I’m also working remotely, now, so my days are a strange brew of big thinking and non thinking, in punctuated intervals. We’ve got a bit more than a week left of the trip, though, so perhaps our physical and mental slowing is a way to prolong the magic.
The current count:
One morning of dodgy stomach
Two countries and about a dozen cities and towns visited
One headlamp lost
One gigantic cockroach discovered in my clothes
One blister packet of Diazepam
Two packs of cigarettes (jeez, I know)
One journal three pages from full
One bag full of exotic spices stinking up my luggage like nobody’s business
A pocketful of trinkets for friends and family
Four postcards purchased but neither written on nor mailed. Sorry, guys. Not my strong suit.

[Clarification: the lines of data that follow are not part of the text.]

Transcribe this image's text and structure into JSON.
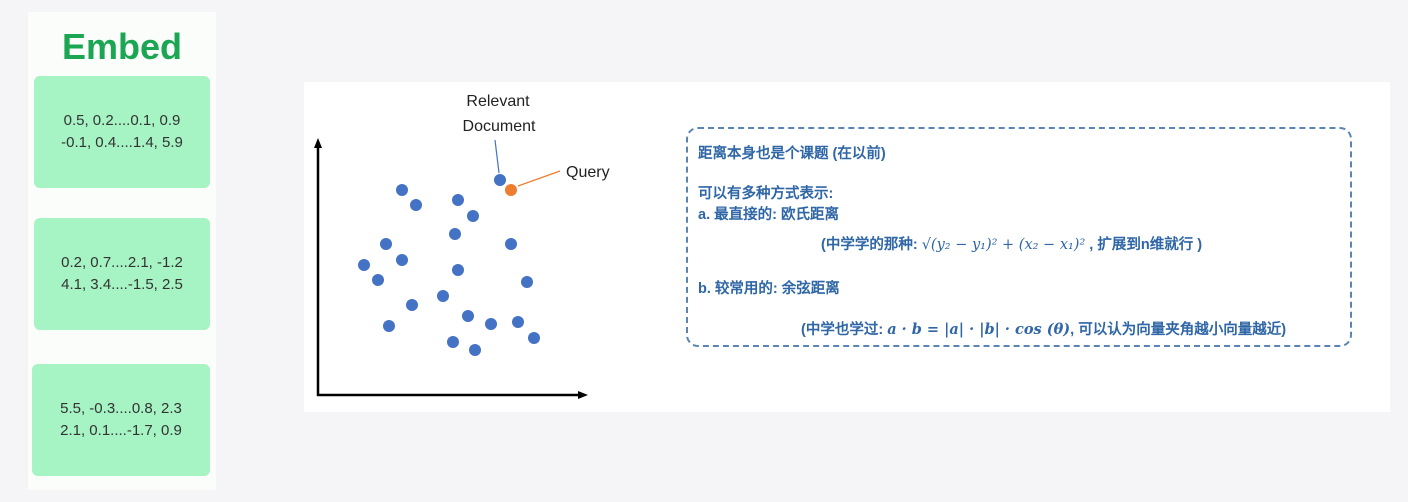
{
  "embed": {
    "title": "Embed",
    "vectors": [
      {
        "line1": "0.5, 0.2....0.1, 0.9",
        "line2": "-0.1, 0.4....1.4, 5.9"
      },
      {
        "line1": "0.2, 0.7....2.1, -1.2",
        "line2": "4.1, 3.4....-1.5, 2.5"
      },
      {
        "line1": "5.5, -0.3....0.8, 2.3",
        "line2": "2.1, 0.1....-1.7, 0.9"
      }
    ]
  },
  "figure": {
    "relevant_label_line1": "Relevant",
    "relevant_label_line2": "Document",
    "query_label": "Query",
    "colors": {
      "points": "#4472c4",
      "query": "#ed7d31",
      "axis": "#000000"
    }
  },
  "notes": {
    "line1": "距离本身也是个课题 (在以前)",
    "line2": "可以有多种方式表示:",
    "line3": "a.  最直接的:  欧氏距离",
    "line4_prefix": "(中学学的那种: ",
    "line4_formula": "√(y₂ − y₁)² + (x₂ − x₁)²",
    "line4_suffix": " , 扩展到n维就行 )",
    "line5": "b.  较常用的: 余弦距离",
    "line6_prefix": "(中学也学过: ",
    "line6_formula": "a · b = |a| · |b| · cos (θ)",
    "line6_suffix": ", 可以认为向量夹角越小向量越近)",
    "colors": {
      "text": "#2f66a6",
      "border": "#5a84b3"
    }
  }
}
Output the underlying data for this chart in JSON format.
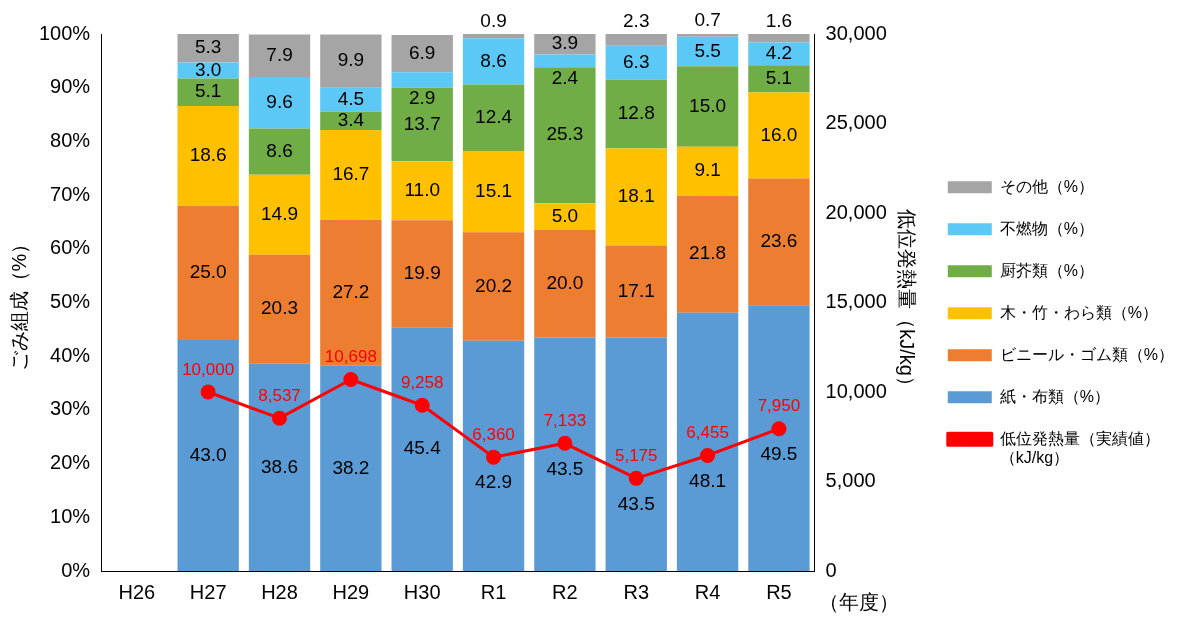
{
  "chart_data": {
    "type": "bar",
    "stacked": true,
    "xlabel": "（年度）",
    "ylabel": "ごみ組成（%）",
    "y2label": "低位発熱量（kJ/kg）",
    "categories": [
      "H26",
      "H27",
      "H28",
      "H29",
      "H30",
      "R1",
      "R2",
      "R3",
      "R4",
      "R5"
    ],
    "ylim": [
      0,
      100
    ],
    "yticks": [
      {
        "value": 0,
        "label": "0%"
      },
      {
        "value": 10,
        "label": "10%"
      },
      {
        "value": 20,
        "label": "20%"
      },
      {
        "value": 30,
        "label": "30%"
      },
      {
        "value": 40,
        "label": "40%"
      },
      {
        "value": 50,
        "label": "50%"
      },
      {
        "value": 60,
        "label": "60%"
      },
      {
        "value": 70,
        "label": "70%"
      },
      {
        "value": 80,
        "label": "80%"
      },
      {
        "value": 90,
        "label": "90%"
      },
      {
        "value": 100,
        "label": "100%"
      }
    ],
    "y2lim": [
      0,
      30000
    ],
    "y2ticks": [
      0,
      {
        "value": 5000,
        "label": "5,000"
      },
      {
        "value": 10000,
        "label": "10,000"
      },
      {
        "value": 15000,
        "label": "15,000"
      },
      {
        "value": 20000,
        "label": "20,000"
      },
      {
        "value": 25000,
        "label": "25,000"
      },
      {
        "value": 30000,
        "label": "30,000"
      }
    ],
    "grid": false,
    "legend": "right",
    "marker": "circle",
    "series": [
      {
        "name": "紙・布類（%）",
        "color": "#5b9bd5",
        "values": [
          null,
          43.0,
          38.6,
          38.2,
          45.4,
          42.9,
          43.5,
          43.5,
          48.1,
          49.5
        ],
        "value_labels": [
          null,
          "43.0",
          "38.6",
          "38.2",
          "45.4",
          "42.9",
          "43.5",
          "43.5",
          "48.1",
          "49.5"
        ]
      },
      {
        "name": "ビニール・ゴム類（%）",
        "color": "#ed7d31",
        "values": [
          null,
          25.0,
          20.3,
          27.2,
          19.9,
          20.2,
          20.0,
          17.1,
          21.8,
          23.6
        ],
        "value_labels": [
          null,
          "25.0",
          "20.3",
          "27.2",
          "19.9",
          "20.2",
          "20.0",
          "17.1",
          "21.8",
          "23.6"
        ]
      },
      {
        "name": "木・竹・わら類（%）",
        "color": "#ffc000",
        "values": [
          null,
          18.6,
          14.9,
          16.7,
          11.0,
          15.1,
          5.0,
          18.1,
          9.1,
          16.0
        ],
        "value_labels": [
          null,
          "18.6",
          "14.9",
          "16.7",
          "11.0",
          "15.1",
          "5.0",
          "18.1",
          "9.1",
          "16.0"
        ]
      },
      {
        "name": "厨芥類（%）",
        "color": "#70ad47",
        "values": [
          null,
          5.1,
          8.6,
          3.4,
          13.7,
          12.4,
          25.3,
          12.8,
          15.0,
          5.1
        ],
        "value_labels": [
          null,
          "5.1",
          "8.6",
          "3.4",
          "13.7",
          "12.4",
          "25.3",
          "12.8",
          "15.0",
          "5.1"
        ]
      },
      {
        "name": "不燃物（%）",
        "color": "#5bc8f5",
        "values": [
          null,
          3.0,
          9.6,
          4.5,
          2.9,
          8.6,
          2.4,
          6.3,
          5.5,
          4.2
        ],
        "value_labels": [
          null,
          "3.0",
          "9.6",
          "4.5",
          "2.9",
          "8.6",
          "2.4",
          "6.3",
          "5.5",
          "4.2"
        ]
      },
      {
        "name": "その他（%）",
        "color": "#a5a5a5",
        "values": [
          null,
          5.3,
          7.9,
          9.9,
          6.9,
          0.9,
          3.9,
          2.3,
          0.7,
          1.6
        ],
        "value_labels": [
          null,
          "5.3",
          "7.9",
          "9.9",
          "6.9",
          "0.9",
          "3.9",
          "2.3",
          "0.7",
          "1.6"
        ]
      },
      {
        "name": "低位発熱量（実績値）（kJ/kg）",
        "type": "line",
        "axis": "y2",
        "color": "#ff0000",
        "values": [
          null,
          10000,
          8537,
          10698,
          9258,
          6360,
          7133,
          5175,
          6455,
          7950
        ],
        "value_labels": [
          null,
          "10,000",
          "8,537",
          "10,698",
          "9,258",
          "6,360",
          "7,133",
          "5,175",
          "6,455",
          "7,950"
        ]
      }
    ]
  }
}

Oh, yeah, and half a dozen bizarre and elaborate dream sequences, courtesy of my anti-malarial pills. In the best-worst of these, I was wandering the countryside barefoot and in tears because I’d lost both my travel partners and my shoes. The solution was easy: I put on an old pair of shoes I’d forgotten I had in my backpack and then kept on moving alone. There’s a metaphor in there. Plain sight, but it’s got nothing to do with this trip, or my travel partner, Emily, with whom I am getting along famously. Probably, it’s more about needs versus wants, and stomaching losses with minimal wailing and gnashing of teeth in general. In the “Real World,” to which I will soon return, and where I struggle mightily to stay centered and calm.
The hope is always that the lessons will make their way home with you, and continue to work on you well into the future. Adversity begets character, for sure. Even the good kinds of adversity, the kinds you hurtle at yourself, just to see. Like traveling to rag-tag countries full of wild smells and sights. Pretty much a sure thing.